Ein totes Neugeborenes, das nach der Geburt geatmet haben muss, wird auf einer Amisch-Farm gefunden. Seine 18jährige Mutter ist unverheiratet -- und Angehörige der strenggläubigen "Old Order Amish". Ein höchst spektakulärer Hintergrund für einen Kindsmord also.
Der Fall scheint klar, aber die Hintergründe haben es in sich. Die Wahrheit (welche Wahrheit? Die "plain truth" der "plain people"?) kommt nur zögernd und lückenhaft zum Vorschein. Am Ende erfährt man, was man nur vielleicht vage geahnt hat, Hinweise gibt es im Buch zwar, aber sie werden immer wieder von anderen möglichen Erklärungen überlagert.
Jodi Picoults Roman "Plain Truth" spielt bei den Amish, einer Sekte, die nach strengen Regeln lebt und ganz andere Werte als ihre Umwelt hochhält.
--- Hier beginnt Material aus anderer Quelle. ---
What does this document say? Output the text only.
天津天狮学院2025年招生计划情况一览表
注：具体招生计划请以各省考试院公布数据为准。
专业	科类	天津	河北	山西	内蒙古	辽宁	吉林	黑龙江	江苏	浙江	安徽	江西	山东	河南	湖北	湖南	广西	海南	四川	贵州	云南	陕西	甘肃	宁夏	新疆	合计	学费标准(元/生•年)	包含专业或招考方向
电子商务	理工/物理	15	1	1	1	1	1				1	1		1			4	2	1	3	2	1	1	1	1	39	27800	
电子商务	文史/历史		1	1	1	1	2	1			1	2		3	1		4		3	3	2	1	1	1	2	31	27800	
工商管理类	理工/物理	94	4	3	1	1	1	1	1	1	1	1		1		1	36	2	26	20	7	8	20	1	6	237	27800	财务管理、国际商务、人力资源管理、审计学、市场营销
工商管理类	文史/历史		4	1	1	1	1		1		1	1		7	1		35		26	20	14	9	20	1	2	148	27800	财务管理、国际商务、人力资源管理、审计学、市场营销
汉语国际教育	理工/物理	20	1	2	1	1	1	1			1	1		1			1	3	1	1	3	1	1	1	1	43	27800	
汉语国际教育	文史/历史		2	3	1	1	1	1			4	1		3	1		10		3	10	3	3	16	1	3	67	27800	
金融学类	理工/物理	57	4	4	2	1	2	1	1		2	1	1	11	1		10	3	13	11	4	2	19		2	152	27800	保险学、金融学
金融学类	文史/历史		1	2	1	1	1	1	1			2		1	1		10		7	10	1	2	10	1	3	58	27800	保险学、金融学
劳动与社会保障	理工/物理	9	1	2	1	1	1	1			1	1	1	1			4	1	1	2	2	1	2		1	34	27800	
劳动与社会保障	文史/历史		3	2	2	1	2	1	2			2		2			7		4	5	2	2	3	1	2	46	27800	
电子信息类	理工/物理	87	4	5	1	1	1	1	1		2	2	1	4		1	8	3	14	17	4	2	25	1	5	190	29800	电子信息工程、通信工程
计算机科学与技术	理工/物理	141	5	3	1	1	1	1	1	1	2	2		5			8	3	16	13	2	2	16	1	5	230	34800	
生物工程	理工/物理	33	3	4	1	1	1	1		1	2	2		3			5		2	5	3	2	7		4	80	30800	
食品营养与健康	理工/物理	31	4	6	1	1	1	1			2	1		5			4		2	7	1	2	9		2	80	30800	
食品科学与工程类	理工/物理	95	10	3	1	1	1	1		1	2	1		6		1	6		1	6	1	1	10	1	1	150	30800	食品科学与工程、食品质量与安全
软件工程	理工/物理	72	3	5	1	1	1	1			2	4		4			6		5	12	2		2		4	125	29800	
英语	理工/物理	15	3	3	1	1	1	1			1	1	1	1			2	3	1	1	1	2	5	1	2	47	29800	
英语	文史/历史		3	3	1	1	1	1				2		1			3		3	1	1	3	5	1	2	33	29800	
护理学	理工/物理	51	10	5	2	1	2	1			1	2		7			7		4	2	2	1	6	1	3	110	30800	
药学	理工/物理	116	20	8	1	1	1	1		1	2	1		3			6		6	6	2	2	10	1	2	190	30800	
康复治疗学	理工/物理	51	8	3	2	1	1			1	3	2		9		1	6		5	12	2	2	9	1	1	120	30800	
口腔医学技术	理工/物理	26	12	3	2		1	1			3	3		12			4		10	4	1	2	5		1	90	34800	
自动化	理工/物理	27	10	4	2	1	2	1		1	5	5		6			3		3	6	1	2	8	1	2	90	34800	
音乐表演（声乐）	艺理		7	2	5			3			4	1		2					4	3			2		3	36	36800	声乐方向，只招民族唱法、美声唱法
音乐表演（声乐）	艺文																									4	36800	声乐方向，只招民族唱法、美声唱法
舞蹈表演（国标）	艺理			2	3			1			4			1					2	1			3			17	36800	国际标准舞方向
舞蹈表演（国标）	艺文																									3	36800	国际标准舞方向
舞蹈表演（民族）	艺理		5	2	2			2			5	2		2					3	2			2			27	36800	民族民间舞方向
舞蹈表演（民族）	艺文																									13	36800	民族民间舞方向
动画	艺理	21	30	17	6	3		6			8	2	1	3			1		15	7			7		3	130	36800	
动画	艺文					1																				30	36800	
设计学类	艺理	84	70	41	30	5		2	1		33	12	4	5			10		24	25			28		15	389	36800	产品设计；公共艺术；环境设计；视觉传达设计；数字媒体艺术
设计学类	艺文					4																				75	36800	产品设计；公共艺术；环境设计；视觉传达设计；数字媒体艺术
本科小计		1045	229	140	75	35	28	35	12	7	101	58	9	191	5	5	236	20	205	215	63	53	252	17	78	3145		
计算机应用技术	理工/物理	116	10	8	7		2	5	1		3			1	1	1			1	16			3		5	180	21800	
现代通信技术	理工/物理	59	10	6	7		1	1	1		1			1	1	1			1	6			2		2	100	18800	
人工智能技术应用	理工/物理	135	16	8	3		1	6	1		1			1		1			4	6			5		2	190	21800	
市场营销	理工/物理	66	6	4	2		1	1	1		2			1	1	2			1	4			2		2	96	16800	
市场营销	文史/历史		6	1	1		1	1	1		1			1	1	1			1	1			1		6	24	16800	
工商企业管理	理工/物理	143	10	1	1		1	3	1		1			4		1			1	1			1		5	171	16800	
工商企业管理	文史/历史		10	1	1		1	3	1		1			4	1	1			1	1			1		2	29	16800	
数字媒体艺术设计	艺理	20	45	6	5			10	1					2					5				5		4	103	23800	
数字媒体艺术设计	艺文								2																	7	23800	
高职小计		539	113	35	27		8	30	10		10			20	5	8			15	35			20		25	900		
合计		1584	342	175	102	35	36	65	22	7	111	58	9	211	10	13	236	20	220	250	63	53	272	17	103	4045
Ihre Mitglieder unterscheiden sich nicht nur äußerlich von ihrer Umgebung; auch Denken und Handeln können Außenstehende nicht nicht ohne weiteres nachvollziehen.
"Plain Truth" gehört zu jenen derzeit beliebten Krimis, die in einem möglichst spektakulären und/oder skurrilen Milieu angesiedelt sind. Beherrscht der Autor sein Handwerk, und kennt er "sein" Milieu, so kann das Ergebnis faszinierend sein; man denke z.B. an die völlig verschiedenen, aber jeweils exzellenten Thriller von Tony Hillerman oder George Pelecanos. Wie steht es in dieser Hinsicht mit Jodi Picoult? -- Ihr "Plain Truth" zeugt sicher von gewissenhafter Hintergrund-Recherche, die Figuren sind individuell gezeichnet, und die Handlung entwickelt sich aus ihren Eigenschaften. Nichts grob Unlogisches. Soweit das Positive.
Die "schlichte Wahrheit" ist nämlich ziemlich umfangreich; oft hatte ich den Eindruck, dass die Autorin sich nicht hatte entscheiden können, ob sie nun einen Krimi schreiben sollte oder einen Roman über eine ungewöhnliche Frauenfreundschaft. Hier wäre weniger mehr gewesen, denn Jodi Picoult gelingt es nicht, diese beiden Anliegen überzeugend zu verknüpfen. Obendrein leidet das Romanende an einer schweren Überdosis Harmonie. Zuviel Zuckerguss.
Insgesamt ist "Plain Truth" aber kein schlechter Roman. Wen das "Wie" und das "Warum" eines Krimis mehr interessieren als das "Was" und das "Wer", wer Wert legt auf einfühlsam charakterisierte Figuren und eine stimmige Atmosphäre, ist hier recht gut bedient und erfährt einiges über die abgeschiedene Welt der Amish und das ländliche Pennsylvania. Schade, dass die Krimihandlung viel zu oft einer recht bräsigen Weitschweifigkeit weichen muss. So hatte ich z.B. mehrmals den Eindruck, die Autorin wolle ihre Leser allesamt zu Experten in Sachen Neonatizid (Tötung Neugeborener) ausbilden. Gibt es dafür keine Fachliteratur?
Die Amish legen großen Wert auf Schlichtheit, erfährt man in diesem Roman, dessen Handlung von ein wenig mehr Schlichtheit deutlich profitiert hätte.